When it comes to the story of Edward Rowan’s life and death, we have only the barest outline with which to work. He lived in Park City for a short time and appears to have passed his days unremarkably. But on a Monday in late June 1893, he walked into the Palace Drug Store and bought a bottle of morphine. Just hours later, he turned up dead in an abandoned passenger car of the Utah Central railroad.
The pieces of this puzzle are limited to a single article in the Park Record. The facts as reported were thus: Rowan worked for both the Union Pacific and Utah Central railroads; he had no relatives in Utah; and on the day he died he got drinks with and borrowed money from W.S. Sharp, who, in addition to being the druggist from whom he bought the morphine, was an acquaintance of Rowan’s from the railroad.
Rowan’s body was found late Monday night by John McNichol. He reported it to W.H. Harris, city Justice of the Peace, who quickly cobbled together some men for a coroner’s jury. They followed McNichol to the site of the rail car which, they discovered upon arrival, was on fire. After pulling Rowan’s body unharmed from the car, Harris conducted an examination.
When he made his initial report, McNichol gave no indication that he’d recognized Rowan. However, his story changed as the case unfolded.
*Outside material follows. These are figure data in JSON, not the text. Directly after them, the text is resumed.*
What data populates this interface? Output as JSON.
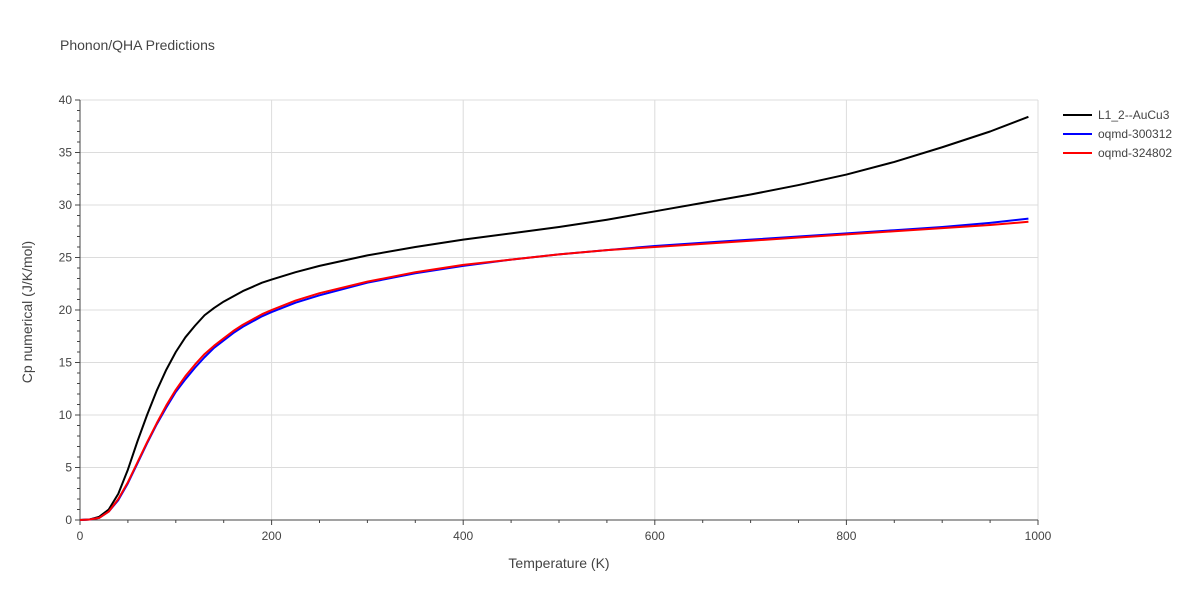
{
  "chart_data": {
    "type": "line",
    "title": "Phonon/QHA Predictions",
    "xlabel": "Temperature (K)",
    "ylabel": "Cp numerical (J/K/mol)",
    "xlim": [
      0,
      1000
    ],
    "ylim": [
      0,
      40
    ],
    "xticks": [
      0,
      200,
      400,
      600,
      800,
      1000
    ],
    "yticks": [
      0,
      5,
      10,
      15,
      20,
      25,
      30,
      35,
      40
    ],
    "grid": true,
    "legend_position": "top-right",
    "series": [
      {
        "name": "L1_2--AuCu3",
        "color": "#000000",
        "x": [
          0,
          10,
          20,
          30,
          40,
          50,
          60,
          70,
          80,
          90,
          100,
          110,
          120,
          130,
          140,
          150,
          160,
          170,
          180,
          190,
          200,
          225,
          250,
          300,
          350,
          400,
          450,
          500,
          550,
          600,
          650,
          700,
          750,
          800,
          850,
          900,
          950,
          990
        ],
        "y": [
          0,
          0.05,
          0.3,
          1.0,
          2.5,
          4.8,
          7.5,
          10.0,
          12.3,
          14.3,
          16.0,
          17.4,
          18.5,
          19.5,
          20.2,
          20.8,
          21.3,
          21.8,
          22.2,
          22.6,
          22.9,
          23.6,
          24.2,
          25.2,
          26.0,
          26.7,
          27.3,
          27.9,
          28.6,
          29.4,
          30.2,
          31.0,
          31.9,
          32.9,
          34.1,
          35.5,
          37.0,
          38.4
        ]
      },
      {
        "name": "oqmd-300312",
        "color": "#0000ff",
        "x": [
          0,
          10,
          20,
          30,
          40,
          50,
          60,
          70,
          80,
          90,
          100,
          110,
          120,
          130,
          140,
          150,
          160,
          170,
          180,
          190,
          200,
          225,
          250,
          300,
          350,
          400,
          450,
          500,
          550,
          600,
          650,
          700,
          750,
          800,
          850,
          900,
          950,
          990
        ],
        "y": [
          0,
          0.05,
          0.2,
          0.8,
          1.9,
          3.5,
          5.4,
          7.3,
          9.1,
          10.7,
          12.2,
          13.4,
          14.5,
          15.5,
          16.4,
          17.1,
          17.8,
          18.4,
          18.9,
          19.4,
          19.8,
          20.7,
          21.4,
          22.6,
          23.5,
          24.2,
          24.8,
          25.3,
          25.7,
          26.1,
          26.4,
          26.7,
          27.0,
          27.3,
          27.6,
          27.9,
          28.3,
          28.7
        ]
      },
      {
        "name": "oqmd-324802",
        "color": "#ff0000",
        "x": [
          0,
          10,
          20,
          30,
          40,
          50,
          60,
          70,
          80,
          90,
          100,
          110,
          120,
          130,
          140,
          150,
          160,
          170,
          180,
          190,
          200,
          225,
          250,
          300,
          350,
          400,
          450,
          500,
          550,
          600,
          650,
          700,
          750,
          800,
          850,
          900,
          950,
          990
        ],
        "y": [
          0,
          0.05,
          0.2,
          0.8,
          2.0,
          3.6,
          5.5,
          7.4,
          9.2,
          10.9,
          12.4,
          13.7,
          14.8,
          15.8,
          16.6,
          17.3,
          18.0,
          18.6,
          19.1,
          19.6,
          20.0,
          20.9,
          21.6,
          22.7,
          23.6,
          24.3,
          24.8,
          25.3,
          25.7,
          26.0,
          26.3,
          26.6,
          26.9,
          27.2,
          27.5,
          27.8,
          28.1,
          28.4
        ]
      }
    ]
  }
}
During Harris’s examination, McNichol not only identified Rowan, but offered details about his life. At an inquest held Tuesday morning, McNichol admitted he’d started the fire in the train car. Chilled by the cool night air, he said, he’d set a fire in a pit, which is allegedly when he noticed Rowan’s body. After he’d left to report his find, McNichol testified, “some one had replenished the fire with long wood,” and it spread to the rest of the car.
Further testimonies at the inquest filled in more details. McNichol explained that Rowan had recently been “discharged” from his job with the Utah Central railroad and had gone on “a protracted spree.” Two of Sharp’s regular customers testified that nothing was out of the ordinary in Rowan’s morphine purchase at Sharp’s drugstore. Dr. LeCompte testified that a “careful examination” of Rowan’s body indicated the overdose that killed Rowan had been accidental. Harris was satisfied and the inquest was adjourned. Rowan was buried at the county’s expense.
But really: Is there nothing suspicious in McNichol’s actions? The Park Record never explains how McNichol and Rowan knew each other. Why did McNichol originally deny knowing Rowan only to change his tune? Who was the mysterious “some one” who added fuel to the fire in the rail car? Is it possible that McNichol had a hand in Rowan’s death and tried to cover his tracks?
McNichol fades from the historical record after this incident. As far as Harris, LeCompte, and others involved, the case was closed and nothing was amiss. If there was any more to the story, we’ll never know.